# plant grow and actinic?



## ddavila06

so i usually run a 65k, a 85k (plant grow) and a 10k. comes out pretty good and growth is fair.
these im talking T5 HO from catalina.

last week the 65k went off and the only thing i had around was an actinic. i put it on and the color together with the 85 and 10ks is fine. easy on the eyes and bright.

my question is, does actinic provide any benefit to the plants??
could i run 2 85k (closer to what plants need in the red spectrum) and the actinic successfully?
any imput appreciated!
thanks


----------



## Newt

Actinic bulbs provide light in the blue wavelengths which is easily utilized by plants during photosynthesis. Blue light on its own will make plants more compact and bushy. Some actinics are specific in wavelength output; namely 460nm. These bulbs are just off the absorbtion curve for for plant photosynthesis.

I usually tell peope who want to use actinics to get a SW tank. However, mixing them with bulbs that give off red wavelengths would/could result in fine plant growth.
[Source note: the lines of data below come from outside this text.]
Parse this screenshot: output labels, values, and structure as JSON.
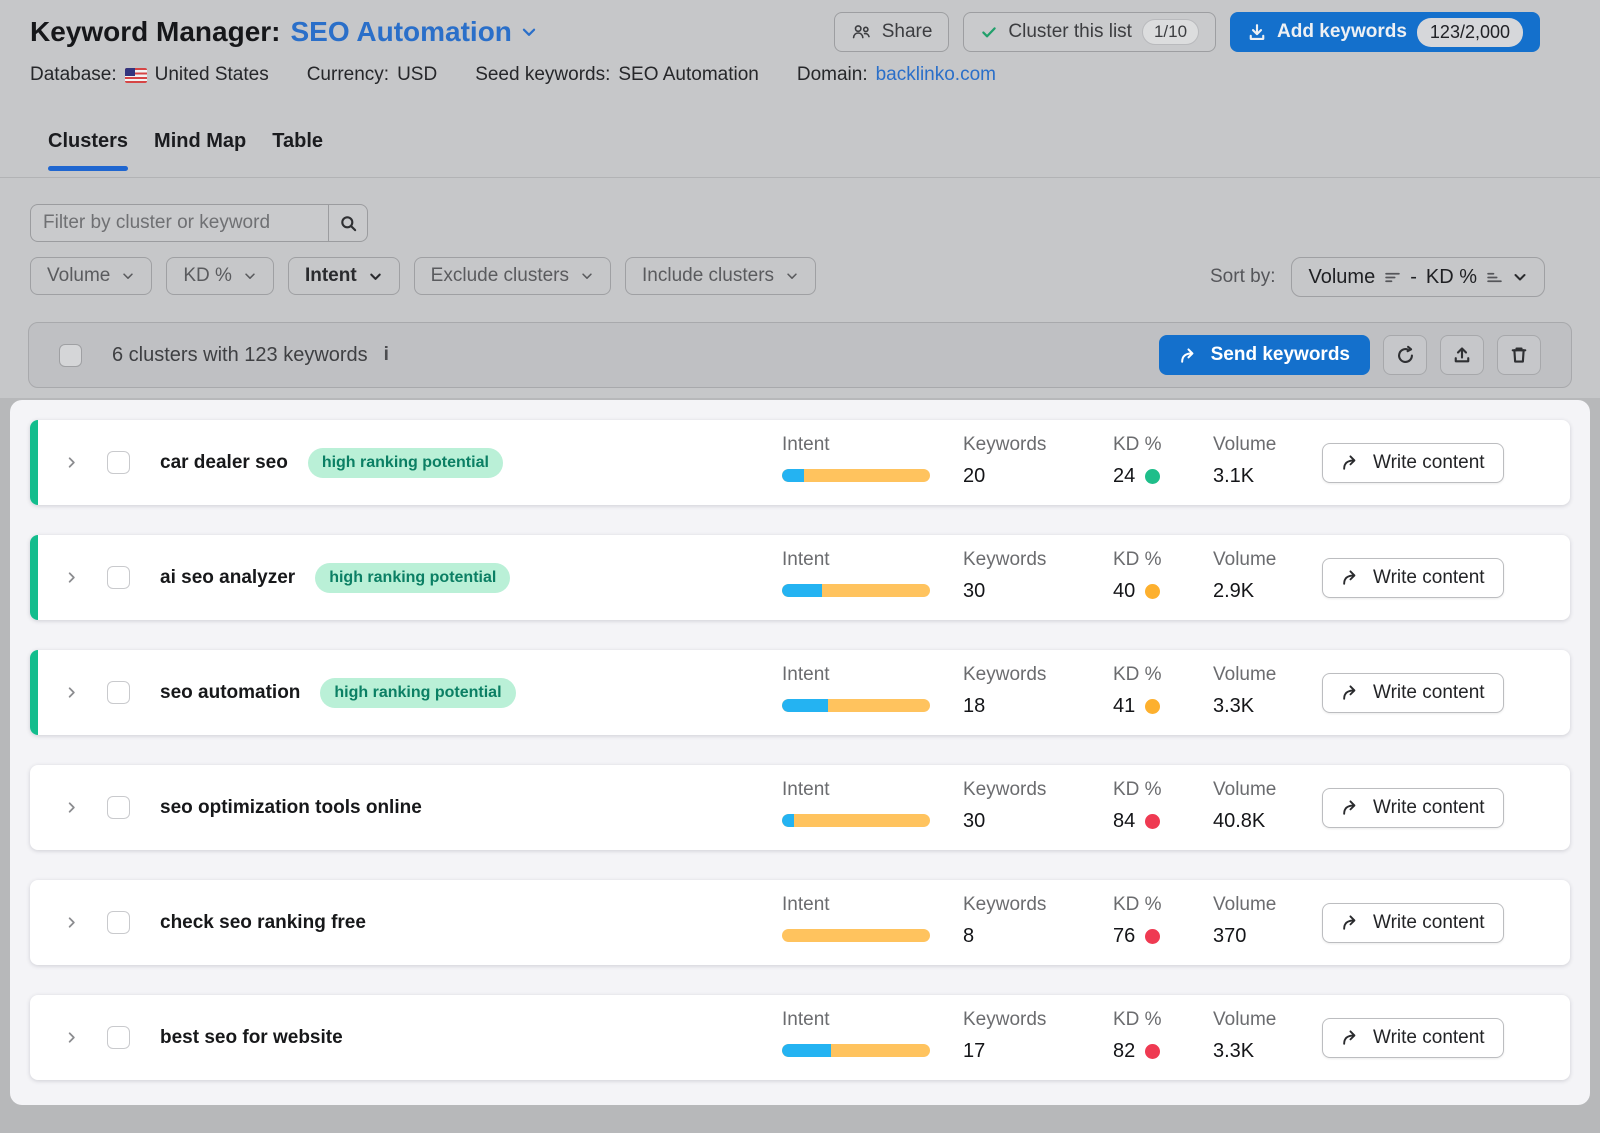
{
  "header": {
    "title_prefix": "Keyword Manager:",
    "list_name": "SEO Automation",
    "buttons": {
      "share": "Share",
      "cluster_this_list": "Cluster this list",
      "cluster_quota": "1/10",
      "add_keywords": "Add keywords",
      "add_keywords_quota": "123/2,000"
    },
    "meta": {
      "database_label": "Database:",
      "database_value": "United States",
      "currency_label": "Currency:",
      "currency_value": "USD",
      "seed_label": "Seed keywords:",
      "seed_value": "SEO Automation",
      "domain_label": "Domain:",
      "domain_value": "backlinko.com"
    }
  },
  "tabs": [
    {
      "label": "Clusters",
      "active": true
    },
    {
      "label": "Mind Map",
      "active": false
    },
    {
      "label": "Table",
      "active": false
    }
  ],
  "filters": {
    "search_placeholder": "Filter by cluster or keyword",
    "dropdowns": [
      "Volume",
      "KD %",
      "Intent",
      "Exclude clusters",
      "Include clusters"
    ],
    "sort_label": "Sort by:",
    "sort_primary": "Volume",
    "sort_separator": "-",
    "sort_secondary": "KD %"
  },
  "selection": {
    "summary": "6 clusters with 123 keywords",
    "info_glyph": "i",
    "send_keywords": "Send keywords"
  },
  "columns": {
    "intent": "Intent",
    "keywords": "Keywords",
    "kd": "KD %",
    "volume": "Volume"
  },
  "labels": {
    "write_content": "Write content",
    "badge": "high ranking potential"
  },
  "icons": {
    "list_picker": "chevron-down",
    "share": "two-people",
    "cluster_this_list": "checkmark",
    "add_keywords": "download-into-tray",
    "search": "magnifier",
    "dropdown": "chevron-down",
    "sort_primary": "bars-descending",
    "sort_secondary": "bars-ascending",
    "send_keywords": "curved-arrow-right",
    "refresh": "circular-arrow",
    "export": "upload-from-tray",
    "delete": "trash-can",
    "row_expand": "chevron-right",
    "write_content": "curved-arrow-right"
  },
  "colors": {
    "accent_blue": "#1470cc",
    "link_blue": "#2a6fc9",
    "intent_blue": "#24b3f2",
    "intent_orange": "#ffc35e",
    "kd_green": "#1fbe8a",
    "kd_orange": "#fdb02e",
    "kd_red": "#ef3a52",
    "badge_bg": "#baf0d7",
    "badge_text": "#0b7f64",
    "edge_green": "#13bd8d"
  },
  "clusters": [
    {
      "name": "car dealer seo",
      "high_potential": true,
      "intent_blue_pct": 15,
      "keywords": "20",
      "kd": "24",
      "kd_color": "green",
      "volume": "3.1K"
    },
    {
      "name": "ai seo analyzer",
      "high_potential": true,
      "intent_blue_pct": 27,
      "keywords": "30",
      "kd": "40",
      "kd_color": "orange",
      "volume": "2.9K"
    },
    {
      "name": "seo automation",
      "high_potential": true,
      "intent_blue_pct": 31,
      "keywords": "18",
      "kd": "41",
      "kd_color": "orange",
      "volume": "3.3K"
    },
    {
      "name": "seo optimization tools online",
      "high_potential": false,
      "intent_blue_pct": 8,
      "keywords": "30",
      "kd": "84",
      "kd_color": "red",
      "volume": "40.8K"
    },
    {
      "name": "check seo ranking free",
      "high_potential": false,
      "intent_blue_pct": 0,
      "keywords": "8",
      "kd": "76",
      "kd_color": "red",
      "volume": "370"
    },
    {
      "name": "best seo for website",
      "high_potential": false,
      "intent_blue_pct": 33,
      "keywords": "17",
      "kd": "82",
      "kd_color": "red",
      "volume": "3.3K"
    }
  ]
}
I say if you like the visual appearence try it for awhile and see what you get for plant growth. 

Keep in mind that blue light can cause photoreduction of iron (see Walstad's book > Ecology of the Planted Tank).


----------



## ddavila06

excelent answer, and if i may i would like to copy paste and show some peeps who were asking on a cichlid forum as well.

so 460 nm no good???

so, photoreduction ah..meaning the capability of the plant to absorb iron will be reduced? 

i will keep it as it is now, see what happens. it is very easy on the eyes with 10k and plant grow, is like white.

thanks for the answer =)


----------



## Newt

Some actinic bulbs emit light only at 460nm or a very narrow wavelength band at the 460nm range.









Photoreduction of iron has to do with blue light reducing/eliminating the iron chelant thus making the iron FREE and available to algae.


----------



## Left C

There are also accessory pigments associated with photosynthesis. Some of these use slightly different portions of the color spectrum.


----------



## ddavila06

ok, i was never good at chemestry nor science lol, this means if that the use of some actinic IS good and helps with plant growth right.


----------



## Newt

As long as you are augmenting the actnic with full spectrum bulbs you should be OK.

Let us know how your plant growth develops with the current light configuration.


----------